As cliché as it is to write this in the month of January, I am on a diet.
Mike and I decided to eat healthier and lose a little weight in the process, and we just happen to have a trip to Cabo on the horizon for that extra hit of motivation. Nothing like exposed flesh to make you reach for that proverbial carrot (or in this case, a literal carrot).
We have always been very active, running about three times a week and doing yoga once a week. But the more we researched, the more we realized that food and exercise fall into that most classic of rules: 80/20. It turns out that working out like a fiend while eating whatever one wants isn’t as effective as eating really well and working out moderately.
And let’s face it: any excuse to work out less is music to one’s ears, am I right?
So, after a few Bing searches for easy-to-follow diets, we decided on the 4 Hour Body. It’s written by the same man who wrote 4 Hour Workweek, which is a major bestseller, but from what I’ve heard infuriates a lot of people (the concept is so simple, yet almost impossible to apply).
We didn’t even bother to buy the book, since all of the rules were listed online. It really is quite simple:
1. No white carbs (we had to resist hosting a funeral to pay our respects to our favorite foods: rice, pasta, and bread).
2. No fruit (ouch. I usually eat two pieces of fruit a day).
3. Don’t drink your calories (sayanara, beer. Though you are allowed two glasses of red wine per day…clearly this is the life raft we cling to).
4. Eat the same meals over and over (well, when you can only have certain foods, you tend to repeat them).
5. Take one day off a week (sweet Moses Saturdays!! Sign me up!!).
We started on Jan 3, so it’s been three weeks. We’ve each lost a pound per week, which supposedly is the healthiest way to lose. We haven’t changed our exercise routine, though if we miss a workout we feel far less guilt, because we can easily turn to each other and say, “Who cares? We’re eating so well!”

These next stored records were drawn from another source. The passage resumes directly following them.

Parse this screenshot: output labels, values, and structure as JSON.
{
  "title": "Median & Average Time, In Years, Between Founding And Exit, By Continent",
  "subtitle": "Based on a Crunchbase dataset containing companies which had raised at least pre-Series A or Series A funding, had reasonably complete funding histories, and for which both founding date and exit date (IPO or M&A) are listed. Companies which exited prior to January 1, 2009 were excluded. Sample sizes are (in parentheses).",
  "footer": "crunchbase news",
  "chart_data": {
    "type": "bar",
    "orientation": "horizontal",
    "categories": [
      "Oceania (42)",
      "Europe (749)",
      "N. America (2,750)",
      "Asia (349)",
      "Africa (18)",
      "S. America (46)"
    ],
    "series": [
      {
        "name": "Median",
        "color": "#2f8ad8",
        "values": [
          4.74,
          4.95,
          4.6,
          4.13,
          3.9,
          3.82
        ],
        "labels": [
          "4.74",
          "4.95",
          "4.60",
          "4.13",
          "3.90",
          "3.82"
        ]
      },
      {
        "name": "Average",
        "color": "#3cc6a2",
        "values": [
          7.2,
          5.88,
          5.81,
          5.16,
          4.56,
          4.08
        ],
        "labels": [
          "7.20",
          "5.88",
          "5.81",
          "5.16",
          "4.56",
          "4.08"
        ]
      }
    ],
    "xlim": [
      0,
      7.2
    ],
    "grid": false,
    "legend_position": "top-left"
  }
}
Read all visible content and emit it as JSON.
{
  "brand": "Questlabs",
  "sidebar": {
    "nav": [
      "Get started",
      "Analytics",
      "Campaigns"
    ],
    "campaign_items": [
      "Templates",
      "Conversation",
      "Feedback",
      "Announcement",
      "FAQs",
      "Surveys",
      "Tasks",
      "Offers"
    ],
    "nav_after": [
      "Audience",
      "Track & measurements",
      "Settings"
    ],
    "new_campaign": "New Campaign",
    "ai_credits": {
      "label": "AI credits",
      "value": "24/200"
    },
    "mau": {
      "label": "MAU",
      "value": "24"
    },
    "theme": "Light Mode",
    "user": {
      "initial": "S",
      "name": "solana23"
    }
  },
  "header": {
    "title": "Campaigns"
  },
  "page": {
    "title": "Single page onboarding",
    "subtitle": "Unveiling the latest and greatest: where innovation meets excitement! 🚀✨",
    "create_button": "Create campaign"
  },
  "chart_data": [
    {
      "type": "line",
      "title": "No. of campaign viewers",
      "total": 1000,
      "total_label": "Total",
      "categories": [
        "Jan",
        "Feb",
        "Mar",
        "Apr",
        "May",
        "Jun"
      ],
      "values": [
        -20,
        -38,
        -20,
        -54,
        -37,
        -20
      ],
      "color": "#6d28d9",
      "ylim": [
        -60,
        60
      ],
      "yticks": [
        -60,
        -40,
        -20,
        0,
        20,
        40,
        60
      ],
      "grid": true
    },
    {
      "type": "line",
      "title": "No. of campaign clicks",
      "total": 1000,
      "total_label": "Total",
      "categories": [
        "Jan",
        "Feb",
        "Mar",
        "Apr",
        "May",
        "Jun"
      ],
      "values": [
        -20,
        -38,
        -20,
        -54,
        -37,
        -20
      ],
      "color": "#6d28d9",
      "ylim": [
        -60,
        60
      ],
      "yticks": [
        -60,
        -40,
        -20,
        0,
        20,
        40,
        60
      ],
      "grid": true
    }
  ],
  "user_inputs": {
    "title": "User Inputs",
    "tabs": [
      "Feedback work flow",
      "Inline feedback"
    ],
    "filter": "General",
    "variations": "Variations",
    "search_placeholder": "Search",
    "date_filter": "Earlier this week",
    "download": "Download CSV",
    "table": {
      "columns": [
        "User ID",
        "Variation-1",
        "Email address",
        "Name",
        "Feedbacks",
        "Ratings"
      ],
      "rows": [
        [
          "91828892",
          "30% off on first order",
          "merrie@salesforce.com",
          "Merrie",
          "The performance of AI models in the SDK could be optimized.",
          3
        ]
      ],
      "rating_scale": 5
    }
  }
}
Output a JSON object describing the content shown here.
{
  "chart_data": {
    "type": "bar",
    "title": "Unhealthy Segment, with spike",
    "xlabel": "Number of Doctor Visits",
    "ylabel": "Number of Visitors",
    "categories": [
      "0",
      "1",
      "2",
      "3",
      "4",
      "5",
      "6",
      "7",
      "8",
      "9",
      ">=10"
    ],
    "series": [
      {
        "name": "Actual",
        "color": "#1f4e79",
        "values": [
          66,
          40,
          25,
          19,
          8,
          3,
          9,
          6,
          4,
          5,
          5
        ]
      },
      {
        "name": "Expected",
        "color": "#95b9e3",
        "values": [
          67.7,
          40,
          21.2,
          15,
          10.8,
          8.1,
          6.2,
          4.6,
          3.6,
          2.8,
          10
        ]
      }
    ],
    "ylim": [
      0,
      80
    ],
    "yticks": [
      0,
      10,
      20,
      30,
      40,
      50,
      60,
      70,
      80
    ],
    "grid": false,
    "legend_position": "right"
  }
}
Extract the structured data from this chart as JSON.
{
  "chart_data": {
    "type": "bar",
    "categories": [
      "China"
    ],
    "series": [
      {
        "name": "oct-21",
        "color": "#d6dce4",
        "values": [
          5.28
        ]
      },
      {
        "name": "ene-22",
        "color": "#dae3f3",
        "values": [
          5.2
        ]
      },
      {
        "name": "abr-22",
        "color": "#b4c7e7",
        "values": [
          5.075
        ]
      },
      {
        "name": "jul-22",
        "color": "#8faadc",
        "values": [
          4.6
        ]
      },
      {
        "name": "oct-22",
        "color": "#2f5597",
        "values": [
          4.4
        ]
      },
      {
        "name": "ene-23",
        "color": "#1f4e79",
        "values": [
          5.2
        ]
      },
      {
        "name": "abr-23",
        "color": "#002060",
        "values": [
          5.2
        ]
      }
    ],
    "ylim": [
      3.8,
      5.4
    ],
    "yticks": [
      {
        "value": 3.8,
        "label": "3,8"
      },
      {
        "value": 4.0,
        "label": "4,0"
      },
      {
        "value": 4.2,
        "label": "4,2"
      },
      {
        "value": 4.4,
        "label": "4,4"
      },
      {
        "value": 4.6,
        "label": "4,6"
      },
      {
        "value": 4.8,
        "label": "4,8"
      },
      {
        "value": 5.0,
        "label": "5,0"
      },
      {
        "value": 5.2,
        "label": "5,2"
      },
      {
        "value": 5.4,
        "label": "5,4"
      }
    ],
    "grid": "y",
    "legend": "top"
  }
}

Not that eating well is easy.
The two of us at a restaurant is not a pretty sight. A mere three seconds after opening the menu one of us says, “But, OK, like what if we traded this meal for one meal on our day off? That would work, right? I mean, really, what’s the difference?”
That’s when the other one of us has to turn into a drill sergeant and yell, “Pull yourself together, Reph! You’ll order a salad and YOU’LL LIKE IT.”
But honestly, it wasn’t until this diet that we realized how carb-heavy restaurants really are. If we’re looking for anything more interesting than a salad, we may be looking for a very long time.
Last week we ate out with another couple at a Thai restaurant (read: noodle universe) and Mike found the only way he could be satisfied is if he ordered half of a chicken. Nothing else. It was the strangest looking plate.
I ordered stir fry.
Waiter: And white or brown rice?
Me: (Gritting teeth, barely able to get the words out) Ahhhhhh, no rice.
Waiter: (Eyebrows raised higher than the ceiling) Um, Okaaaaaaay.
It’s reactions like this that motivate us to invite people to our house rather than accept their invitations to eat out. If we plan ahead, it’s really easy to cook according to this diet at home.
And even though it’s gotten easier (I no longer fantasize about a French baguette dipped in olive oil), it’s still not something I could continue indefinitely. We’re only planning on doing it for a month, and that’s because life without pasta, rice and bread is not a life I want to live forever.
…though since I do want to live as long as possible, I’m going to scale back the consumption of carbs even after the middle of February. I’m going to try to see them as treats, rather than the incomparable force of nature that they are.